PEMBELAJARAN DARI SIKAP MUSA DAN MIRYAM

PEMBELAJARAN DARI SIKAP MUSA DAN MIRYAM

Bacaan: Bilangan 12:1-16

Kunci Sukses:
Sangat penting untuk kita memiliki sikap hati yang benar seperti Musa, karena hal itu akan memampukan kita untuk memiliki respon yang benar dan tepat dalam setiap situasi kehidupan.

Memperdalam Akar Iman:
“Adapun Musa ialah seorang yang sangat lembut hatinya, lebih dari setiap manusia yang ada di atas muka bumi.” (Bilangan 12:3)

Miryam adalah kakak dari Musa yang memiliki kekuatan bahkan prestasi dalam berpikir cepat dan cerdas saat merawat Musa pada saat ia masih bayi. Dalam tekanan, ia dapat memberikan sebuah solusi yang menolong Musa ketika tidak berdaya (Keluaran 2:4-9); Miryam juga seorang nabiah juga memimpin bangsa Israel dalam pujian kepada Allah (Keluaran 15:20-21). Semua ini merupakan contoh yang sangat baik.

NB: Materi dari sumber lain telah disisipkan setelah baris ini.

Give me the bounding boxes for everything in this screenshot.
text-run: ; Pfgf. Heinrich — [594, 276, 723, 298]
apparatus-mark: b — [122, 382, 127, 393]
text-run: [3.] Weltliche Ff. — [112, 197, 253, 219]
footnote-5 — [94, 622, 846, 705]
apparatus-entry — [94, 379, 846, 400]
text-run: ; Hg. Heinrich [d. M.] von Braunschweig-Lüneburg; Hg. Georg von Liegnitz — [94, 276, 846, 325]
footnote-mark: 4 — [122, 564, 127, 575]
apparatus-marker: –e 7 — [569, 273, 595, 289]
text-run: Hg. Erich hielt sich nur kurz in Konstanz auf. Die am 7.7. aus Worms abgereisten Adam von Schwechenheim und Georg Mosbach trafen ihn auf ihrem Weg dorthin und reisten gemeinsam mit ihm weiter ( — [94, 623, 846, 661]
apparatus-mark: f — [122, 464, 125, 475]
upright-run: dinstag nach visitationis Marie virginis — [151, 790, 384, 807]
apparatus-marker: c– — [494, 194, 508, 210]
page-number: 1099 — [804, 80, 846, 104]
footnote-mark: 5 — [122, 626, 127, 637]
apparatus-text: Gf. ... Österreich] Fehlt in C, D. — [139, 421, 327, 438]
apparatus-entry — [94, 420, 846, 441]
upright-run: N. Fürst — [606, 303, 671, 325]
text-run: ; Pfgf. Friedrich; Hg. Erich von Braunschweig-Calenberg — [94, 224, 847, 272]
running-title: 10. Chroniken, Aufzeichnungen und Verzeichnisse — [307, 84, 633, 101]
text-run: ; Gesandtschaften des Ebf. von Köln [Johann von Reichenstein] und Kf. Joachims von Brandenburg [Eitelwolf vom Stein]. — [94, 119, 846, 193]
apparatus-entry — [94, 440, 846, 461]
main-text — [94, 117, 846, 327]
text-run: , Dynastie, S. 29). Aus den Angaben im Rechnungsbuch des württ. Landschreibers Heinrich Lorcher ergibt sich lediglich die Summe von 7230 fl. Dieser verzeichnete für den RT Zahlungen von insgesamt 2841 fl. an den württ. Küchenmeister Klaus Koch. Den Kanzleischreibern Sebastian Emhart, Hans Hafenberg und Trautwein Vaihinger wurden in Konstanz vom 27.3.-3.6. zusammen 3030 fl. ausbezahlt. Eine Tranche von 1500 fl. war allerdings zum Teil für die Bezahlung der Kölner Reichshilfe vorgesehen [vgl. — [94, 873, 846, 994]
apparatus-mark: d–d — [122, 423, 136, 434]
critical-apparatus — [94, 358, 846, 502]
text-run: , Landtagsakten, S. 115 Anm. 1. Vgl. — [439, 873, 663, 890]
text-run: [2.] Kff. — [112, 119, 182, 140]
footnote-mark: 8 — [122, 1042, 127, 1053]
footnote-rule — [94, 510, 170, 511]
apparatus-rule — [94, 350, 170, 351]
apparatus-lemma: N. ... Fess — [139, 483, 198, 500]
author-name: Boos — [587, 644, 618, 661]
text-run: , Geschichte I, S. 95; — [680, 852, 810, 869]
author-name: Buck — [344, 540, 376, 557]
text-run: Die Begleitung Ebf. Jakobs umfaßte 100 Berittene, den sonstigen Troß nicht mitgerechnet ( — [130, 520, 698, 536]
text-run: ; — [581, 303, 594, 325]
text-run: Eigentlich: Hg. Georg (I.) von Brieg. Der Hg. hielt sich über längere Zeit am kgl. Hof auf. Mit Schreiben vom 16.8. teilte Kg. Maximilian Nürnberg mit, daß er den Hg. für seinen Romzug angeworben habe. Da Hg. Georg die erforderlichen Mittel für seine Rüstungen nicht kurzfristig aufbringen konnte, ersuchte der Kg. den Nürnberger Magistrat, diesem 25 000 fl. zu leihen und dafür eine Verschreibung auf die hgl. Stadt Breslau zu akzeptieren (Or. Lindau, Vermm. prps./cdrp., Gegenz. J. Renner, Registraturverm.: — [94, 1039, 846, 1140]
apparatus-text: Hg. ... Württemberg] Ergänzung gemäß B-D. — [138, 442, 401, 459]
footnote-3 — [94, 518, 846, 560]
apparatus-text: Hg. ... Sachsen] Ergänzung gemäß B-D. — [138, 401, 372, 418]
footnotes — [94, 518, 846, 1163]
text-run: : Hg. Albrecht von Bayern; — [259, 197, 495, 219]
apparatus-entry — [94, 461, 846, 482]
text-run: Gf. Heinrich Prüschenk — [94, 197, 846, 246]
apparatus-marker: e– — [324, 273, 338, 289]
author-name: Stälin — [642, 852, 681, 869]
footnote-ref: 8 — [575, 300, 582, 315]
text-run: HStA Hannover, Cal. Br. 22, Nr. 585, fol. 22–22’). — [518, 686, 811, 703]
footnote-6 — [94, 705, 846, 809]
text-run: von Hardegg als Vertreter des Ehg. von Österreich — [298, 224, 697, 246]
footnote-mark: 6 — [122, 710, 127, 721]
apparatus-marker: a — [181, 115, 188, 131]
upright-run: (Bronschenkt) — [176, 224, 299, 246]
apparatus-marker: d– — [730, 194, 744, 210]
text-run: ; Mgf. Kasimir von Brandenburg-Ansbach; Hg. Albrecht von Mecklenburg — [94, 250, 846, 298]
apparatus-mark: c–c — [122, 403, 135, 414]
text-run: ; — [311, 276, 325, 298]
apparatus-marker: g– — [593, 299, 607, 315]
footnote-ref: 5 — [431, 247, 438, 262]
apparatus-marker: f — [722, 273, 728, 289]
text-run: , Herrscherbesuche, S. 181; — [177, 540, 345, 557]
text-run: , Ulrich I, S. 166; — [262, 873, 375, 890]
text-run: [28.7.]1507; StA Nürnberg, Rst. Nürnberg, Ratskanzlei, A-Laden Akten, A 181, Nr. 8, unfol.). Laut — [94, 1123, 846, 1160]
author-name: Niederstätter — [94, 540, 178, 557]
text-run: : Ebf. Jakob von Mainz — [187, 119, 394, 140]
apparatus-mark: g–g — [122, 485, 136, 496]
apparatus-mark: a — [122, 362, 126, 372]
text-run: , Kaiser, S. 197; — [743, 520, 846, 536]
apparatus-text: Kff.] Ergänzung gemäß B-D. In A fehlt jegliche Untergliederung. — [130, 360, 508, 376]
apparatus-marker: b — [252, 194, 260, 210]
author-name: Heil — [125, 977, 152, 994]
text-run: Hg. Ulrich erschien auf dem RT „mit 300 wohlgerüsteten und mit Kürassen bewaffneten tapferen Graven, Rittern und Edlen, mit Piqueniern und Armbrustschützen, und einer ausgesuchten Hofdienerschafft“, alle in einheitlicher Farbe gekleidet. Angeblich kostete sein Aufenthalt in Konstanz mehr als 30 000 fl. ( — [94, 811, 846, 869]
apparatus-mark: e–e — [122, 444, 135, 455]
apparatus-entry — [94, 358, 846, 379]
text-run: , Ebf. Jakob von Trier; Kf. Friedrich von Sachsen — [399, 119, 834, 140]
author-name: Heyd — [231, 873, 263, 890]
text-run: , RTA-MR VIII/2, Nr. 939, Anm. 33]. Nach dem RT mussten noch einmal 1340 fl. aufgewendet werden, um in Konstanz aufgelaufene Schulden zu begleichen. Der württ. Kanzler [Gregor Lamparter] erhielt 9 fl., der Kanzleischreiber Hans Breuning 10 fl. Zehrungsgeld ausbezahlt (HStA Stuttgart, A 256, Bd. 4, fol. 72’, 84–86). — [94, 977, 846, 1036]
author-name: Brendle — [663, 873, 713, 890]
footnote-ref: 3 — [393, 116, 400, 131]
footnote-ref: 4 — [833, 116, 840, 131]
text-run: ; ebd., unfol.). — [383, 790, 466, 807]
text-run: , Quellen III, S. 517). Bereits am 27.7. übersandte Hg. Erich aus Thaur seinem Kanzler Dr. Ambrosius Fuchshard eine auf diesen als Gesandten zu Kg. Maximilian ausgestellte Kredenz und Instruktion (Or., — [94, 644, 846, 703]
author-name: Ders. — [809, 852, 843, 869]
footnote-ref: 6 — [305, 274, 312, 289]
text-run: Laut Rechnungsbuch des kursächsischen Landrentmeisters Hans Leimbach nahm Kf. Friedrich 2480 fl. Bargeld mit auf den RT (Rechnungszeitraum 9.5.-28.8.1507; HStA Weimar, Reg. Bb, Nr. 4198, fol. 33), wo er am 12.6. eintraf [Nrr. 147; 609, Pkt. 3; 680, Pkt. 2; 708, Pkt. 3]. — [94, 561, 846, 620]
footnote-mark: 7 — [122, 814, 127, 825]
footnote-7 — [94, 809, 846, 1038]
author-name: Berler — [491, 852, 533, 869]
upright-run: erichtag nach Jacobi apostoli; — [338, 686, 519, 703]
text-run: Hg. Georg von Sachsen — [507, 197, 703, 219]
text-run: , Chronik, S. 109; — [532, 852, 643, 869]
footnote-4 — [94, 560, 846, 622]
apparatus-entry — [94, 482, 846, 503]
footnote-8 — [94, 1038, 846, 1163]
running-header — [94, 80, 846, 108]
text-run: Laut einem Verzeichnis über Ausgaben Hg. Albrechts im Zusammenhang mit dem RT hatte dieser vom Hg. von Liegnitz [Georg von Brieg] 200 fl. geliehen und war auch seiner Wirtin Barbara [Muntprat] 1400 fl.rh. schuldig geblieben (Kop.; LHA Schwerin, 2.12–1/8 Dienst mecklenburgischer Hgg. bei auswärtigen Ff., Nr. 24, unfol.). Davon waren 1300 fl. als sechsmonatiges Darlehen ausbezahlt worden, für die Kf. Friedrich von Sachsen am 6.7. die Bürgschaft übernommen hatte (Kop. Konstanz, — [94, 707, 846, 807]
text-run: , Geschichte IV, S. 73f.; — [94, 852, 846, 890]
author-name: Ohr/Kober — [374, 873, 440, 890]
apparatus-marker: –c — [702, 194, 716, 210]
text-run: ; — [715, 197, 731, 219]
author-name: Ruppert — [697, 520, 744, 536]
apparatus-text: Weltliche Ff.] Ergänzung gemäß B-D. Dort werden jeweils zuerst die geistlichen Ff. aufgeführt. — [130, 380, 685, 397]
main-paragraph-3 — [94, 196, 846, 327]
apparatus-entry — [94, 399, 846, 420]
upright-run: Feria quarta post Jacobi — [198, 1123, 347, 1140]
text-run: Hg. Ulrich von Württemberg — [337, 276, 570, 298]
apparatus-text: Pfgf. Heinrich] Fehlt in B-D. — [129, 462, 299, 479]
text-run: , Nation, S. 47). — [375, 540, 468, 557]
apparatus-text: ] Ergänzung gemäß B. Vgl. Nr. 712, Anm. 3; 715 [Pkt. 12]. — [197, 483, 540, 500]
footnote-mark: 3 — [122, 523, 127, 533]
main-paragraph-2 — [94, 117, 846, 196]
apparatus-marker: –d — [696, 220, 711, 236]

Namun, ada pelajaran penting yang harus kita pahami, bahwa Miryam tidak terus-menerus menjaga hatinya dengan baik. Dalam Bilangan 12:1-11, Miryam melawan Musa yang menyebabkan Tuhan murka sehingga Miryam terkena penyakit kusta. Jika kita menyimak secara menyeluruh kisah Miryam, pelajarannya adalah ia tidak menjaga emosi negatifnya, ia merasa iri hati dan menganggap remeh otoritas Musa yang diberikan dengan mencelanya di depan umum. Berbeda dengan Musa yang hatinya sangat lembut (Bilangan 12:3); ia berdoa agar Tuhan menyembuhkan Miryam dari penyakit kustanya dan Tuhan menjawabnya setelah tujuh hari Miryam di asingkan dari perkemahan karena kusta (Bilangan 12:13).

Di sini, kita dapat melihat bahwa ikatan kesetiaan dalam keluarga jasmani dan rohani menjadi tegang bahkan putus bisa disebabkan karena adanya rasa iri hati melihat saudara lebih sukses dan dipercayakan Tuhan dengan otoritas yang lebih besar.

Sebagai anak Tuhan, sangat penting untuk kita memiliki sikap hati yang benar seperti Musa, karena hal itu akan memampukan kita untuk memiliki respon yang benar dan tepat dalam setiap situasi kehidupan. Hati kita adalah sumber yang dari dalamnya terpancar kehidupan, kalau sumbernya bersih, maka semua alirannya melalu kata-kata dan perilaku akan bersih. Amin.